In the world of medical science and technology and healthcare there is a continual reference to microorganisms or microbes.
What are microbes?
Microorganisms or microbes are very diverse; they include bacteria, fungi, microscopic plants (green algae) and animals such as plankton. Some microbiologists also include viruses, but others consider these as non-living. Most microbes are single-celled, but some are multicellular organisms, while some unicellular bacteria are macroscopic and visible to the naked eye.
The Importance of Microbes
Microbes live in all parts of the biosphere where there is liquid water, including soil, hot springs, on the ocean floor, high in the atmosphere and deep inside rocks within the Earth’s crust. They are found in all living things, plants and animals. There are more microbes on and inside your body than there are cells that make up your entire body. As some microbes can fix nitrogen, they are a vital part of the nitrogen cycle, and airborne microbes may play a role in precipitation and the weather. Microbes also are responsible for building fertile soil for plants to grow in. As decomposers, they are critical to nutrient recycling in ecosystems. The microbes stick to the roots of plants and decompose dead organic matter into food for the plant to absorb. Human and animal waste products are also broken down into safer particles by some microbes.
Microbes can form an endosymbiotic relationship with other, larger organisms. For example, the bacteria that live within the human digestive system contribute to gut immunity, synthesise vitamins such as folic acid and biotin, and ferment complex indigestible carbohydrates. Microbes are also exploited by people in biotechnology, both in traditional food and beverage preparation, and in modern technologies based on genetic engineering. Drug companies that make medicines use hundreds of different microorganisms to make medicines that will help cure diseases.
However, whilst many microbes are useful and necessary for everyday life, some are not. A pathogen or infectious agent or germ is a microbe that causes disease in its animal or plant host. Animals and humans can readily become host to unwelcome viral, bacterial, or fungal visitors.
The simple biological structures of pathogens allow them to grow, reproduce and evolve to evade both the immune system and the pharmaceuticals that are deployed against them.
Microorganisms are the cause of many infectious diseases. The organisms involved include pathogenic bacteria, causing diseases such as plague, tuberculosis and anthrax; protozoa, causing diseases such as malaria, sleeping sickness and toxoplasmosis; and also fungi causing diseases such as ringworm or candidiasis. However, other diseases such as influenza, yellow fever or AIDS are caused by pathogenic viruses, which are not usually classified as living organisms and are not therefore microorganisms by the strict definition.
How are microbes transmitted?
Depending on their structure, microbes can travel through the air, soil, or water, be inhaled along with the 10,000 litres of air humans breathe in daily, or be ingested.

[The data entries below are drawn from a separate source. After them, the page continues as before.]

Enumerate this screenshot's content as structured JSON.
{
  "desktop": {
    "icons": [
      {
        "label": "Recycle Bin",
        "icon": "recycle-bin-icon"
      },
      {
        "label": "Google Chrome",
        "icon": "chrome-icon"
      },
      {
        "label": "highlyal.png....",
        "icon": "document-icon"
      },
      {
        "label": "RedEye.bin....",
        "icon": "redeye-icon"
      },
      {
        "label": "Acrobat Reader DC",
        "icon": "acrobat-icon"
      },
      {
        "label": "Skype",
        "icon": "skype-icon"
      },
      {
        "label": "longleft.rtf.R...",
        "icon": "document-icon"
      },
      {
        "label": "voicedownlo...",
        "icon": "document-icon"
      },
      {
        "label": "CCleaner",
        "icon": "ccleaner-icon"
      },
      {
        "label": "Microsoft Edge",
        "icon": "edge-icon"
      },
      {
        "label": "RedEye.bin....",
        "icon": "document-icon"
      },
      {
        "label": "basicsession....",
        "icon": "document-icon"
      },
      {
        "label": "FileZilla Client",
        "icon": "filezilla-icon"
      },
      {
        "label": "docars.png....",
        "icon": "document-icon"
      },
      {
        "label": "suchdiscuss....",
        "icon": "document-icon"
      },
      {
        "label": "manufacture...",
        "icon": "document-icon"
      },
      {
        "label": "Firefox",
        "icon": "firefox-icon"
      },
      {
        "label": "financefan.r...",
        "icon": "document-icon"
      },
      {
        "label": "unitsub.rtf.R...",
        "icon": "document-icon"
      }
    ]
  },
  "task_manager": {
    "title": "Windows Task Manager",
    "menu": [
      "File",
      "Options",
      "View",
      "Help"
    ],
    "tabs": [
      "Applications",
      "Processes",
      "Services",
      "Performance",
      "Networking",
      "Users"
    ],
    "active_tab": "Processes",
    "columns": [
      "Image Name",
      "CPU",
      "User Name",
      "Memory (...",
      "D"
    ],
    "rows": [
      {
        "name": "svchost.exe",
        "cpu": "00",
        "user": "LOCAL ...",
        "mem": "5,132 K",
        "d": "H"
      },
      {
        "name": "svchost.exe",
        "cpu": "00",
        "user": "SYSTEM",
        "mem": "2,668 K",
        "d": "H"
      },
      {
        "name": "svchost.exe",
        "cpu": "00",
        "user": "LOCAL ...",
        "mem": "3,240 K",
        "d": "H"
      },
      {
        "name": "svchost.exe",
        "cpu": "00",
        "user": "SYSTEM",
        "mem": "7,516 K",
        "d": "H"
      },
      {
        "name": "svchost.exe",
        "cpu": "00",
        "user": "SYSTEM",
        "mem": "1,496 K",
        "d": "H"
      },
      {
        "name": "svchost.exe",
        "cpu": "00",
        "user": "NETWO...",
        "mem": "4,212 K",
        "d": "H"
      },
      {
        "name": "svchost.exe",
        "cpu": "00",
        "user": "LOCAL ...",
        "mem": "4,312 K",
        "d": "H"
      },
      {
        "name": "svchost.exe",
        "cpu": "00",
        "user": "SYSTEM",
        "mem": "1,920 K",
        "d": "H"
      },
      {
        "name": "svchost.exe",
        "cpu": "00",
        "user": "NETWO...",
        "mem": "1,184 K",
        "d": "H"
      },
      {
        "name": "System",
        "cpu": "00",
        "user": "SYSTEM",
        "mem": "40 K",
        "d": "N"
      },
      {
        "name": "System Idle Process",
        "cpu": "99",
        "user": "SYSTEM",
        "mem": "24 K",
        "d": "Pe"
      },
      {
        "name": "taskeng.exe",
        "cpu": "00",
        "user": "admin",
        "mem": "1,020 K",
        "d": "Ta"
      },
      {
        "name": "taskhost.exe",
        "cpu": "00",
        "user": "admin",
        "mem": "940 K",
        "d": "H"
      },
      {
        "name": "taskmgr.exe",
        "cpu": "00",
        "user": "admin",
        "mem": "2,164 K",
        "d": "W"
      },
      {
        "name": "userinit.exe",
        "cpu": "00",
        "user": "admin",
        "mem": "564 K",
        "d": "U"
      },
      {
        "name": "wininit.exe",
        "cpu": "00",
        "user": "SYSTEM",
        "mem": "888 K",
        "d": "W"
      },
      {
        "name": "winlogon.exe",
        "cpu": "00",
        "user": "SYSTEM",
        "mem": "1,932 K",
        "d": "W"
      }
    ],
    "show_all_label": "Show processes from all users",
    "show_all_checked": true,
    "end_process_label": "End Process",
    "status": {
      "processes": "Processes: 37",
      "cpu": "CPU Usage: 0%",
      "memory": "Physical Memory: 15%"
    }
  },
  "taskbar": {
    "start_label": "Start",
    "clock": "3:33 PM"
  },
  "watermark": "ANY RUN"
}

They can also survive undisturbed in diverse environmental conditions outside a host for many years. .Soil contamination has the longest or most persistent potential for harbouring a pathogen.
One of the primary pathways by which food or water become contaminated is from the release of untreated sewage into a drinking water supply or onto cropland, with the result that people who eat or drink contaminated sources become infected.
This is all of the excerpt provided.